The Dodgers leaving Brooklyn?
It was as inconceivable as the Notre Dame Fighting Irish leaving South Bend, Ind., the Packers leaving Green Bay or the Statue of Liberty being moved to Lake Michigan.
Yes, Brooklynites understood Ebbets Field was decaying and knew owner Walter O'Malley was frustrated by his inability to get New York city commissioner Robert Moses to approve O'Malley's plan for a new stadium. They had heard the rumors about Los Angeles.
And yet when conjecture became reality, it hit everyone hard, from fans on the street and in the seats to team personnel on the field and in the front office.
The resulting emotion is expressed in the memories that follow of those tumultuous times for a borough and its team:
Buzzie Bavasi, former Dodgers general manager: "Walter's attitude was, 'If it's 30 miles from Brooklyn, it might as well be 3,000 miles.' Flushing Meadows was not Brooklyn."
Billy DeLury, who has served in the Dodgers organization for over half a century: "It just wasn't fair. If I want to build a house and this is where I want to build it and someone says, 'You don't build a house unless I tell you where to build it,' I don't think that's right. And that's what happened with the ballpark.

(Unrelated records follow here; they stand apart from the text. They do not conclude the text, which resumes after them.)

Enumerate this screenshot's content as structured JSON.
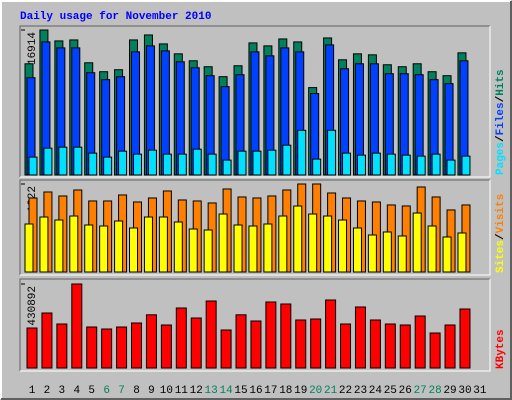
{
  "chart_data": [
    {
      "type": "bar",
      "title": "Daily usage for November 2010",
      "legend_separator": "/",
      "ylim": [
        0,
        16914
      ],
      "yticks": [
        16914
      ],
      "series": [
        {
          "name": "Hits",
          "color": "#00805c",
          "values": [
            12975,
            16914,
            15640,
            15756,
            13091,
            12048,
            12280,
            15756,
            16335,
            15292,
            14134,
            13323,
            12628,
            11469,
            12744,
            15408,
            15061,
            15871,
            15524,
            10195,
            15987,
            13439,
            14134,
            14018,
            12859,
            12628,
            12975,
            12048,
            11585,
            14250,
            0
          ]
        },
        {
          "name": "Files",
          "color": "#0040ff",
          "values": [
            11353,
            15524,
            14829,
            14829,
            11933,
            11122,
            11469,
            14365,
            15061,
            14481,
            13207,
            12512,
            11585,
            10311,
            11701,
            14365,
            13902,
            14829,
            14365,
            9500,
            15176,
            12396,
            12975,
            12975,
            11817,
            11817,
            11701,
            11122,
            10658,
            13323,
            0
          ]
        },
        {
          "name": "Pages",
          "color": "#00e0ff",
          "values": [
            2085,
            3128,
            3244,
            3244,
            2549,
            2085,
            2780,
            2433,
            2896,
            2433,
            2433,
            3012,
            2433,
            1738,
            2780,
            2780,
            2896,
            3476,
            5213,
            1854,
            5213,
            2549,
            2317,
            2549,
            2433,
            2317,
            2201,
            2433,
            1738,
            2201,
            0
          ]
        }
      ]
    },
    {
      "type": "bar",
      "legend_separator": "/",
      "ylim": [
        0,
        1322
      ],
      "yticks": [
        1322
      ],
      "series": [
        {
          "name": "Visits",
          "color": "#ff8000",
          "values": [
            1112,
            1202,
            1142,
            1232,
            1067,
            1067,
            1157,
            1052,
            1112,
            1217,
            1082,
            1067,
            1037,
            1247,
            1127,
            1112,
            1142,
            1232,
            1322,
            1322,
            1187,
            1112,
            1067,
            1052,
            1007,
            992,
            1277,
            1127,
            932,
            1007,
            0
          ]
        },
        {
          "name": "Sites",
          "color": "#ffff00",
          "values": [
            721,
            826,
            781,
            841,
            706,
            691,
            766,
            661,
            826,
            826,
            751,
            646,
            631,
            871,
            706,
            691,
            721,
            841,
            991,
            871,
            841,
            781,
            661,
            556,
            601,
            541,
            886,
            691,
            526,
            586,
            0
          ]
        }
      ]
    },
    {
      "type": "bar",
      "ylim": [
        0,
        430892
      ],
      "yticks": [
        430892
      ],
      "categories": [
        "1",
        "2",
        "3",
        "4",
        "5",
        "6",
        "7",
        "8",
        "9",
        "10",
        "11",
        "12",
        "13",
        "14",
        "15",
        "16",
        "17",
        "18",
        "19",
        "20",
        "21",
        "22",
        "23",
        "24",
        "25",
        "26",
        "27",
        "28",
        "29",
        "30",
        "31"
      ],
      "highlight_categories": [
        5,
        6,
        12,
        13,
        19,
        20,
        26,
        27
      ],
      "highlight_color": "#00805c",
      "series": [
        {
          "name": "KBytes",
          "color": "#ff0000",
          "values": [
            205196,
            282149,
            225719,
            430892,
            210326,
            200066,
            210326,
            230849,
            272887,
            220589,
            307794,
            256495,
            343703,
            194936,
            272887,
            241105,
            338573,
            328313,
            246235,
            251365,
            348833,
            225719,
            312924,
            246235,
            225719,
            220589,
            266755,
            179546,
            220589,
            302663,
            0
          ]
        }
      ]
    }
  ]
}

"Would you have to change the name to the Flushing Dodgers? I really, truly think Moses thought we would never leave."
Bavasi: "None of us blame Walter because we realized Ebbets Field needed a lot of work. My sister's father-in-law was the fire commissioner for Brooklyn. He could have condemned Ebbets Field, but because of his relationship with me, he told me to just do a few maintenance things and it would be all right. But even with that, it cost us plenty of money because we had to do a lot of work. To get it into condition where it would have been approved by the city would have cost us millions and we didn't have the millions at that time."
Boxing promoter Bob Arum, who grew up in that borough: "When I think of Brooklyn, the only thing that really mattered was baseball. Ebbets Field was less than a mile from where I lived. It was 25 cents for the bleachers. They used to play a lot of doubleheaders, so our mothers packed lunches because we would be there for eight hours.

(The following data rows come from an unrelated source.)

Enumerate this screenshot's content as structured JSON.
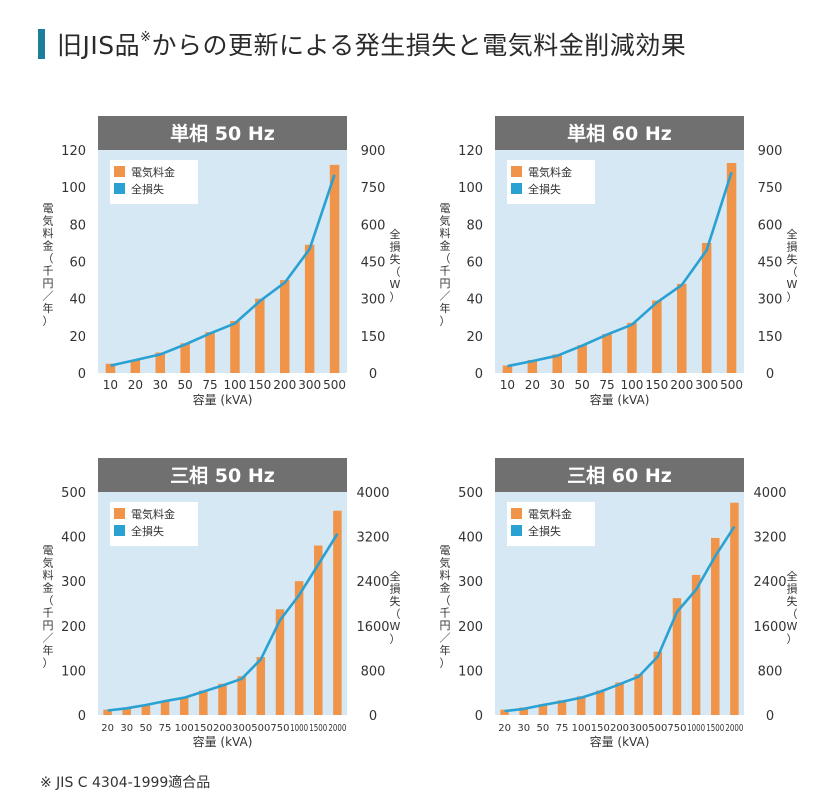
{
  "page": {
    "title": "旧JIS品",
    "title_mark": "※",
    "title_rest": "からの更新による発生損失と電気料金削減効果",
    "footnote": "※ JIS C 4304-1999適合品",
    "colors": {
      "accent": "#1b7f9b",
      "bar": "#f0944a",
      "line": "#2aa1d3",
      "plot_bg": "#d6e8f3",
      "header_bg": "#707070"
    }
  },
  "chart_data": [
    {
      "type": "bar",
      "title": "単相 50 Hz",
      "ylabel": "電気料金（千円／年）",
      "y2label": "全損失（W）",
      "xlabel": "容量 (kVA)",
      "legend": [
        "電気料金",
        "全損失"
      ],
      "legend_position": "top-left",
      "categories": [
        "10",
        "20",
        "30",
        "50",
        "75",
        "100",
        "150",
        "200",
        "300",
        "500"
      ],
      "ylim": [
        0,
        120
      ],
      "yticks": [
        0,
        20,
        40,
        60,
        80,
        100,
        120
      ],
      "y2lim": [
        0,
        900
      ],
      "y2ticks": [
        0,
        150,
        300,
        450,
        600,
        750,
        900
      ],
      "series": [
        {
          "name": "電気料金",
          "kind": "bar",
          "axis": "left",
          "values": [
            5,
            7,
            11,
            16,
            22,
            28,
            40,
            50,
            69,
            112
          ]
        },
        {
          "name": "全損失",
          "kind": "line",
          "axis": "right",
          "values": [
            30,
            52,
            75,
            115,
            160,
            200,
            290,
            365,
            500,
            800
          ]
        }
      ]
    },
    {
      "type": "bar",
      "title": "単相 60 Hz",
      "ylabel": "電気料金（千円／年）",
      "y2label": "全損失（W）",
      "xlabel": "容量 (kVA)",
      "legend": [
        "電気料金",
        "全損失"
      ],
      "legend_position": "top-left",
      "categories": [
        "10",
        "20",
        "30",
        "50",
        "75",
        "100",
        "150",
        "200",
        "300",
        "500"
      ],
      "ylim": [
        0,
        120
      ],
      "yticks": [
        0,
        20,
        40,
        60,
        80,
        100,
        120
      ],
      "y2lim": [
        0,
        900
      ],
      "y2ticks": [
        0,
        150,
        300,
        450,
        600,
        750,
        900
      ],
      "series": [
        {
          "name": "電気料金",
          "kind": "bar",
          "axis": "left",
          "values": [
            4,
            7,
            10,
            15,
            21,
            27,
            39,
            48,
            70,
            113
          ]
        },
        {
          "name": "全損失",
          "kind": "line",
          "axis": "right",
          "values": [
            28,
            48,
            70,
            110,
            155,
            195,
            285,
            355,
            495,
            810
          ]
        }
      ]
    },
    {
      "type": "bar",
      "title": "三相 50 Hz",
      "ylabel": "電気料金（千円／年）",
      "y2label": "全損失（W）",
      "xlabel": "容量 (kVA)",
      "legend": [
        "電気料金",
        "全損失"
      ],
      "legend_position": "top-left",
      "categories": [
        "20",
        "30",
        "50",
        "75",
        "100",
        "150",
        "200",
        "300",
        "500",
        "750",
        "1000",
        "1500",
        "2000"
      ],
      "ylim": [
        0,
        500
      ],
      "yticks": [
        0,
        100,
        200,
        300,
        400,
        500
      ],
      "y2lim": [
        0,
        4000
      ],
      "y2ticks": [
        0,
        800,
        1600,
        2400,
        3200,
        4000
      ],
      "series": [
        {
          "name": "電気料金",
          "kind": "bar",
          "axis": "left",
          "values": [
            12,
            16,
            22,
            32,
            40,
            55,
            70,
            87,
            130,
            237,
            300,
            380,
            458
          ]
        },
        {
          "name": "全損失",
          "kind": "line",
          "axis": "right",
          "values": [
            80,
            120,
            180,
            250,
            310,
            420,
            530,
            650,
            1000,
            1700,
            2150,
            2700,
            3250
          ]
        }
      ]
    },
    {
      "type": "bar",
      "title": "三相 60 Hz",
      "ylabel": "電気料金（千円／年）",
      "y2label": "全損失（W）",
      "xlabel": "容量 (kVA)",
      "legend": [
        "電気料金",
        "全損失"
      ],
      "legend_position": "top-left",
      "categories": [
        "20",
        "30",
        "50",
        "75",
        "100",
        "150",
        "200",
        "300",
        "500",
        "750",
        "1000",
        "1500",
        "2000"
      ],
      "ylim": [
        0,
        500
      ],
      "yticks": [
        0,
        100,
        200,
        300,
        400,
        500
      ],
      "y2lim": [
        0,
        4000
      ],
      "y2ticks": [
        0,
        800,
        1600,
        2400,
        3200,
        4000
      ],
      "series": [
        {
          "name": "電気料金",
          "kind": "bar",
          "axis": "left",
          "values": [
            12,
            17,
            24,
            33,
            42,
            55,
            73,
            92,
            142,
            262,
            314,
            397,
            476
          ]
        },
        {
          "name": "全損失",
          "kind": "line",
          "axis": "right",
          "values": [
            70,
            110,
            180,
            240,
            310,
            420,
            550,
            690,
            1050,
            1850,
            2250,
            2850,
            3380
          ]
        }
      ]
    }
  ]
}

"The players lived in the area you lived. [Manager] Charlie Dressen lived a few blocks away. You'd see the players in restaurants. There was a pitcher, Freddie Fitzsimmons, who had a bowling alley. It was really more than just a team."
"The Dodgers were the symbol of Brooklyn. They gave us an identity, set us apart from Manhattan and Queens. When you lived in Brooklyn, everything else was Tokyo." The Brooklyn Dodgers became the Los Angeles Dodgers at the end of the 1957 season.